Researchers have found that the cornea, which covers the iris and pupil – appears to be resistant to coronavirus infection in experiment.
The novel coronavirus, SARS-CoV-2, mainly spreads through droplet transmission when a person coughs, talks or sneezes. But there were doubts regarding transmission through eyes.
SARS-CoV-2 RNA was found in the tears and conjunctival sac of some patients. Pink eye or mild conjunctivitis has also been seen in some patients with COVID-19.
Experts indicate that the presence of RNA does not mean that the virus was actively replicating inside the conjunctiva; it may have just been the person shedding the virus from the conjunctiva.
In experiments using corneal tissue from 25 human donors and also mice corneas, the researchers exposed the eye tissue to three separate viruses: SARS-CoV-2, Zika virus, and herpes simplex virus 1.
In the human cornea explants, the experiment showed that herpes and Zika virus were able to replicate in the tissue but tests showed no sign of SARS-CoV-2 replication.
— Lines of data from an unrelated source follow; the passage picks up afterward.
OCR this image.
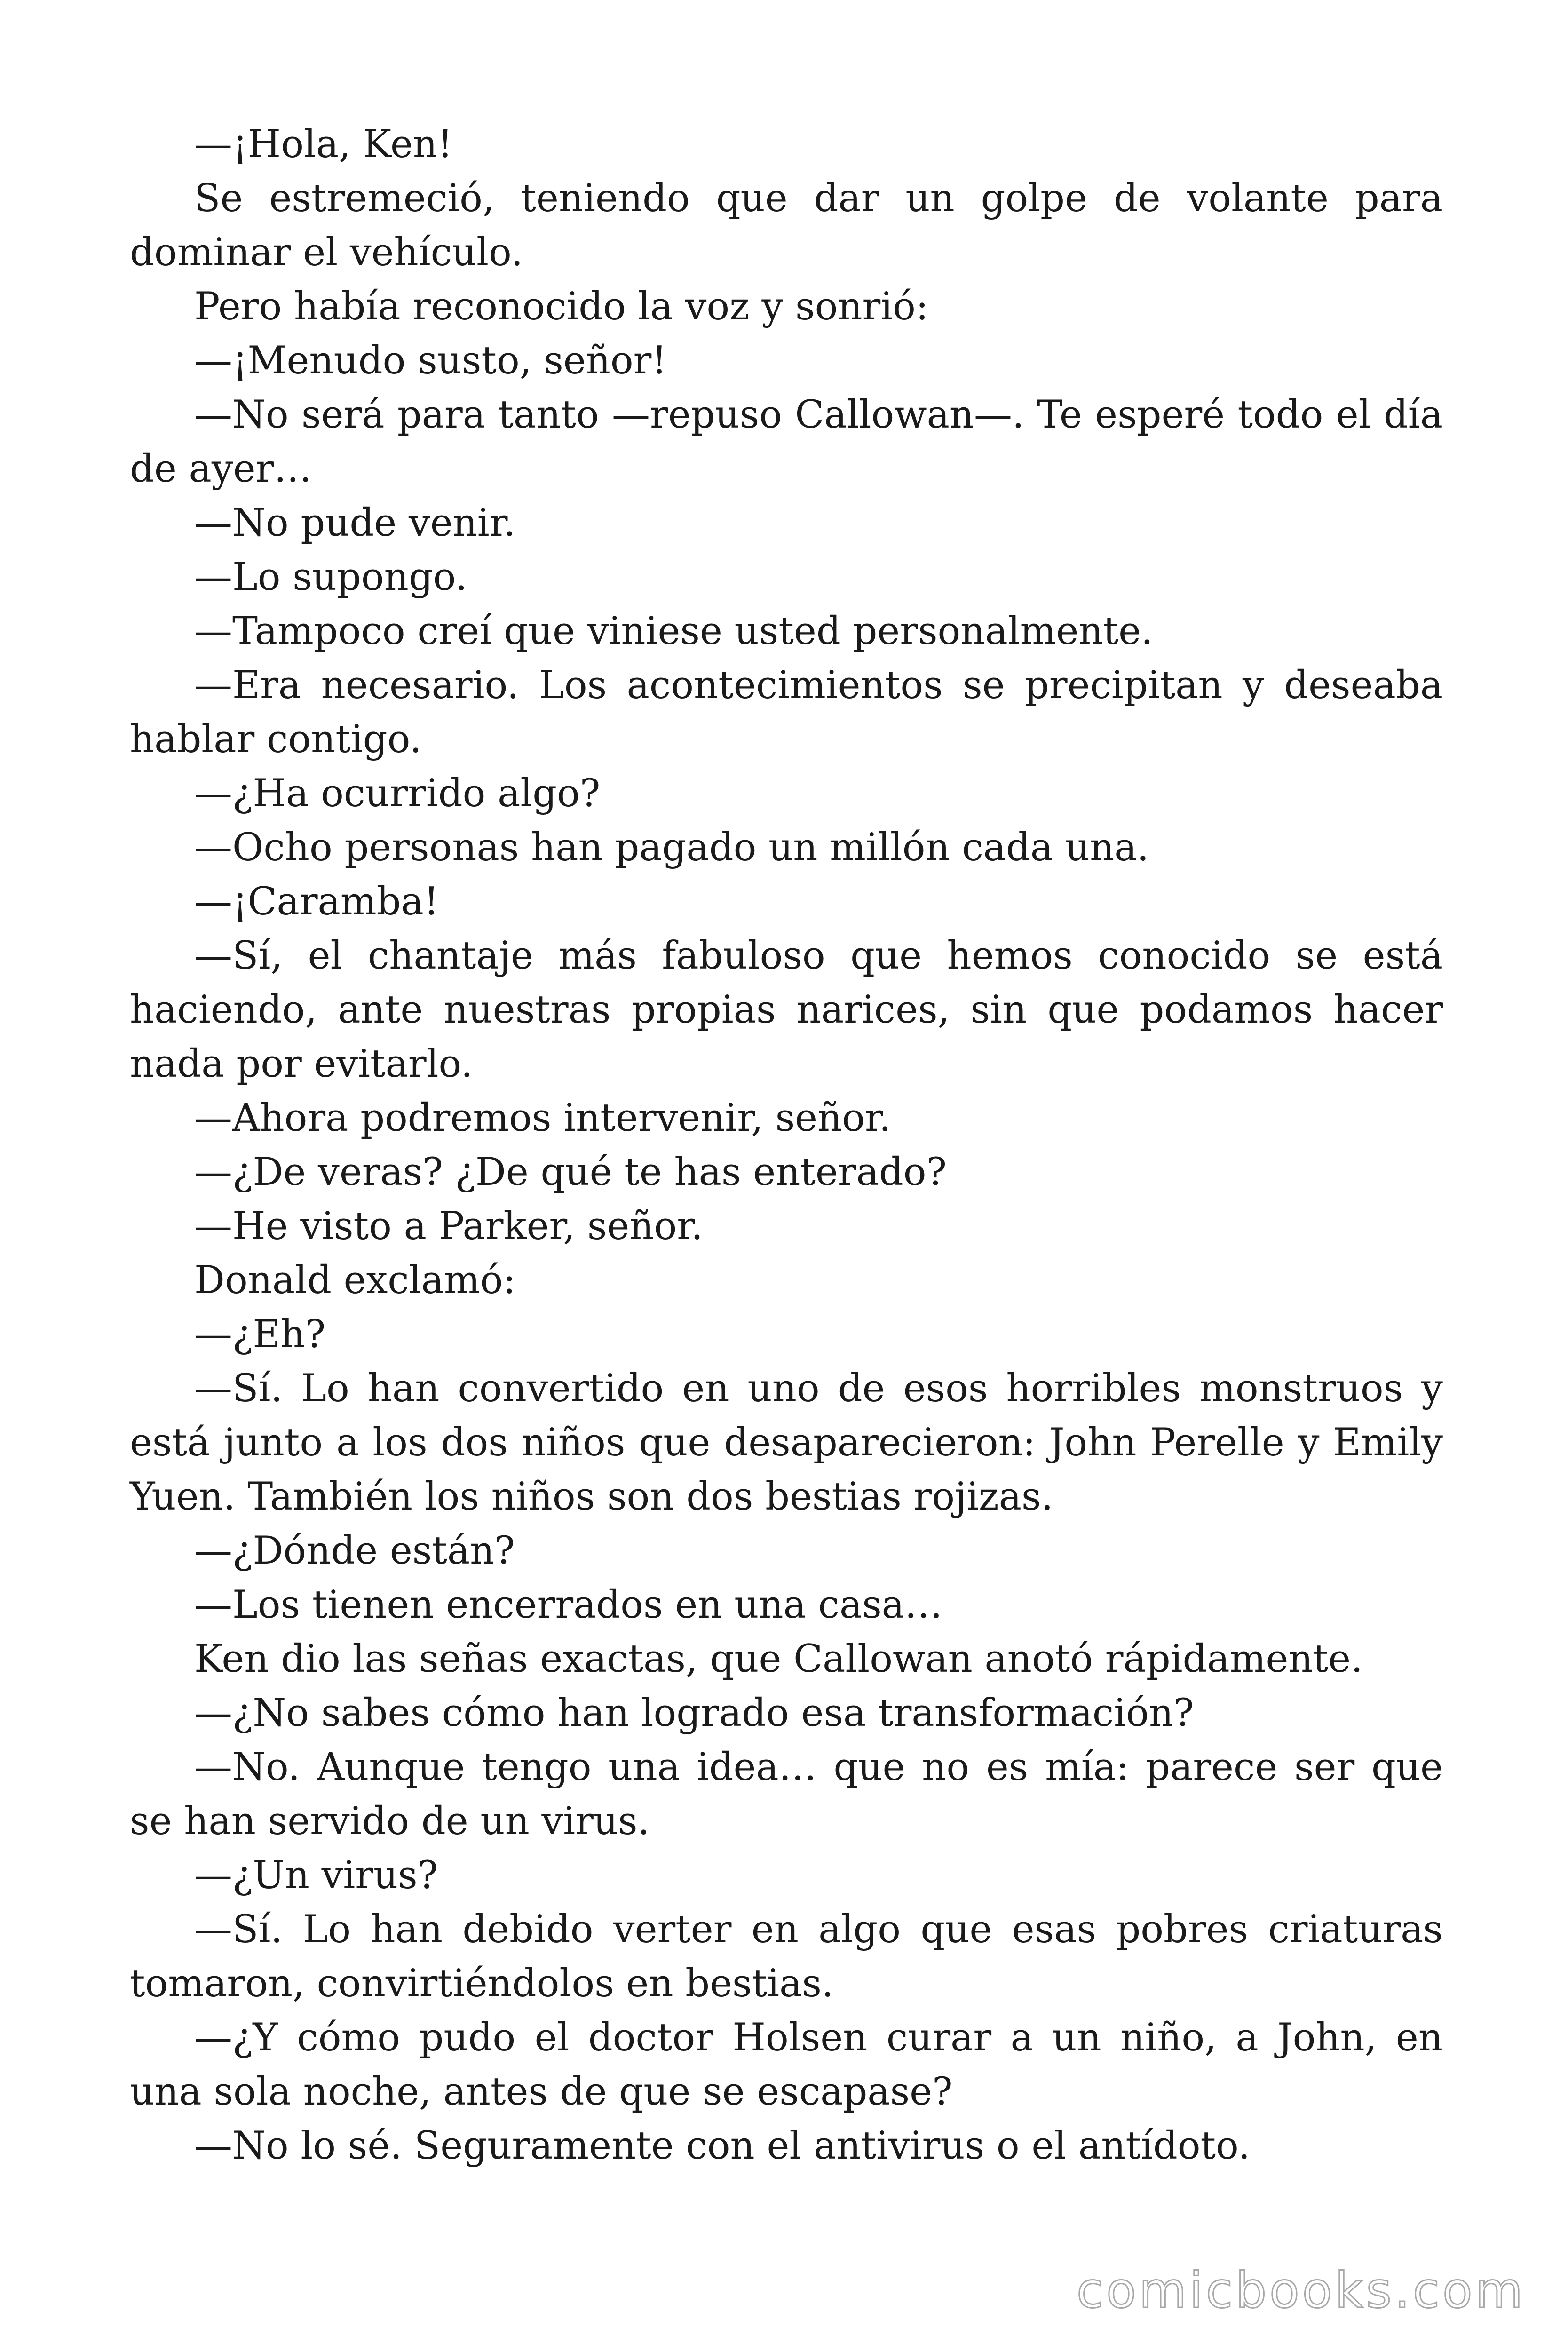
—¡Hola, Ken!

Se estremeció, teniendo que dar un golpe de volante para dominar el vehículo.

Pero había reconocido la voz y sonrió:

—¡Menudo susto, señor!

—No será para tanto —repuso Callowan—. Te esperé todo el día de ayer…

—No pude venir.

—Lo supongo.

—Tampoco creí que viniese usted personalmente.

—Era necesario. Los acontecimientos se precipitan y deseaba hablar contigo.

—¿Ha ocurrido algo?

—Ocho personas han pagado un millón cada una.

—¡Caramba!

—Sí, el chantaje más fabuloso que hemos conocido se está haciendo, ante nuestras propias narices, sin que podamos hacer nada por evitarlo.

—Ahora podremos intervenir, señor.

—¿De veras? ¿De qué te has enterado?

—He visto a Parker, señor.

Donald exclamó:

—¿Eh?

—Sí. Lo han convertido en uno de esos horribles monstruos y está junto a los dos niños que desaparecieron: John Perelle y Emily Yuen. También los niños son dos bestias rojizas.

—¿Dónde están?

—Los tienen encerrados en una casa…

Ken dio las señas exactas, que Callowan anotó rápidamente.

—¿No sabes cómo han logrado esa transformación?

—No. Aunque tengo una idea… que no es mía: parece ser que se han servido de un virus.

—¿Un virus?

—Sí. Lo han debido verter en algo que esas pobres criaturas tomaron, convirtiéndolos en bestias.

—¿Y cómo pudo el doctor Holsen curar a un niño, a John, en una sola noche, antes de que se escapase?

—No lo sé. Seguramente con el antivirus o el antídoto.

comicbooks.com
As for how the human cornea and conjunctiva might be capable of resisting SARS-CoV-2, the team isn't entirely sure.
A potential molecular inhibitor of viruses in the eye – called interferon lambda – was able to limit virus growth in the human cornea for HSV-1 and Zika virus, but blocking the protein didn't seem to boost SARS-CoV-2's ability to replicate.
Health professionals should use protective eyewear until there is enough proof to indicate that the virus cannot enter the body through eyes.